NGOCHR concerned with arrests and risks during COVID-19

NGO Coalition on Human Rights – Citizens' Constitutional Forum

The NGO Coalition for Human Rights is deeply troubled by the recent arrests of members of the public at a time of uncertainty and with the threat of COVID-19 pandemic.

The arrests were made under the Public Order Act S15(a)-

 Any person who-
(a) maliciously fabricates or knowingly spreads abroad or publishes, whether by writing or by word of mouth or otherwise, any false news or false report tending to create or foster public alarm, public anxiety or disaffection or to result in the detriment of the public; or

“The NGOCHR acknowledges that spreading fake information is unacceptable in such worrisome circumstances. However, as measures have been put in place in light of the COVID-19 pandemic, processes must be protective of people’s human rights and safety,” said NGOCHR Chair Nalini Singh.

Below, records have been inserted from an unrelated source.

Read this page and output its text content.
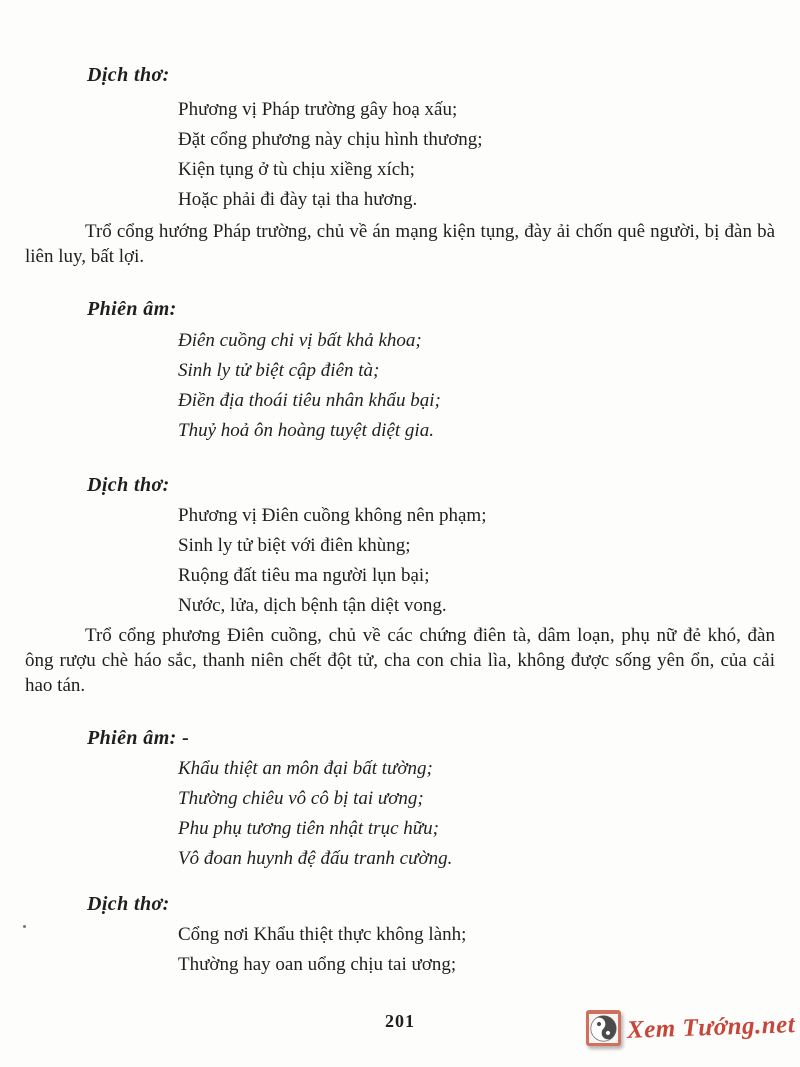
Dịch thơ:
Phương vị Pháp trường gây hoạ xấu;
Đặt cổng phương này chịu hình thương;
Kiện tụng ở tù chịu xiềng xích;
Hoặc phải đi đày tại tha hương.

Trổ cổng hướng Pháp trường, chủ về án mạng kiện tụng, đày ải chốn quê người, bị đàn bà liên luy, bất lợi.

Phiên âm:
Điên cuồng chi vị bất khả khoa;
Sinh ly tử biệt cập điên tà;
Điền địa thoái tiêu nhân khẩu bại;
Thuỷ hoả ôn hoàng tuyệt diệt gia.
Dịch thơ:
Phương vị Điên cuồng không nên phạm;
Sinh ly tử biệt với điên khùng;
Ruộng đất tiêu ma người lụn bại;
Nước, lửa, dịch bệnh tận diệt vong.

Trổ cổng phương Điên cuồng, chủ về các chứng điên tà, dâm loạn, phụ nữ đẻ khó, đàn ông rượu chè háo sắc, thanh niên chết đột tử, cha con chia lìa, không được sống yên ổn, của cải hao tán.

Phiên âm: -
Khẩu thiệt an môn đại bất tường;
Thường chiêu vô cô bị tai ương;
Phu phụ tương tiên nhật trục hữu;
Vô đoan huynh đệ đấu tranh cường.
Dịch thơ:
Cổng nơi Khẩu thiệt thực không lành;
Thường hay oan uổng chịu tai ương;
201	Xem Tướng.net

“There must also be clarification on the Public Order Act and what constitutes malicious fabrication whether it is on the basis of viral circulation or content. Many that may be well-meaning or seeking clarification on information related to COVID-19 could potentially foster “disaffection” and could be charged under this section for causing panic.”

The public is already in a state of anxiety and alarm, it is difficult to control how individuals will react in these extraordinary times. There is concern that the ambiguity around these arrests could hinder the flow of information, particularly for people living with disabilities or women and girls in rural communities.

“It is very worrying that at this time where there is a very contagious virus at our shores, people are being taken in for investigation and if the state of our remand centres are crowded, the health risks are high. Not just for those in custody but the rest of the population as well,” said Ms. Singh.

It is critical that at this time, human rights must be protected and maintained. Marginalised groups such as the Lesbian, Gay, Bisexual, Transgender, Queer or Questioning, and Intersex (LGBTQI) are particularly vulnerable in these situations as detention systems are not sensitive to Sexual Orientation, Gender Identity and Expression, and Sex Characteristic (SOGIESC).

The NGOCHR reiterates the need to ensure a human rights based approach in its response to COVID-19.

“In this time when tensions are high and the situation may be frustrating, it is our leaders that need to be reassuring the public. It is disappointing to see that there is victim-blaming happening against the patients of COVID-19, including within our parliament which is the highest level of leadership in our nation,” said Ms Singh.

“We must redirect our focus to preventative measures in addressing the pandemic and not cause more strain to our limited resources. This is a time where we need to come together as a nation and work towards preventing the spread of the pandemic and not causing more distress to the people.”